Q: Do you use a computer/photographs?
A: The computer and photographs are useful tools. I mostly work from my sketchbook and memory. I often use photos to jog my memory or give me a sense of an overall layout.
Q: Did you go to art school?
A: I've taken plenty of drawing classes, but I've drawn way more on my own. A personal style emerges over time, built on experiences and influences. Today I continue to learn more. I draw whenever I can.
Q: Can anyone learn to draw?
A: Often people have said to me, “I wish I could draw. I can’t draw a straight line.” As if it's a verdict already cast in stone. You have to give yourself a break. Maybe you can draw, or have some other creative talent. My work doesn't start out in a finished form. There are many scribbles, sketches and revisions. It all starts from somewhere. Who knows what talent can emerge in an encouraging environment?
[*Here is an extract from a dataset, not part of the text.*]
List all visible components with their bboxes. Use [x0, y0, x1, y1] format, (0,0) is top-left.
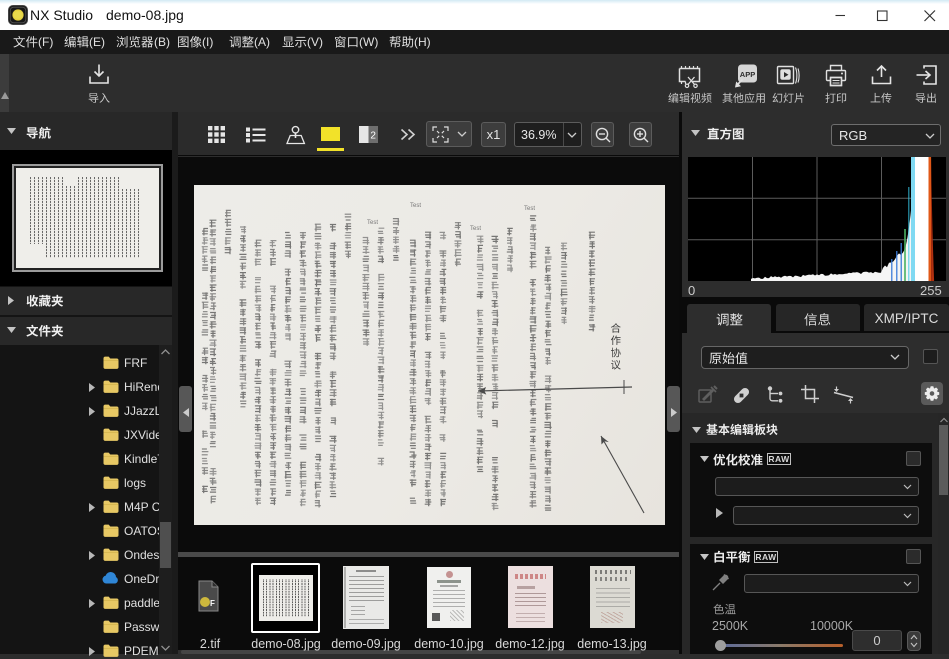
svg-text:F: F — [210, 599, 215, 608]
Q: Who are your influences?
A: As a kid I was totally into Mad Magazine. Over the years, I've discovered many more great artists. My favorite artists were masters of the drawn line: Hokusai, Hirschfeld, Lautrec. (By the way...I aspire to draw like these greats...no way I'm in their league, of course!)
Q: Do you consider yourself a cartoonist?
A: I guess so. I've always drawn with a humorous line. Although I take into consideration creative aspects like good design and composition. It's a lot of good hard work.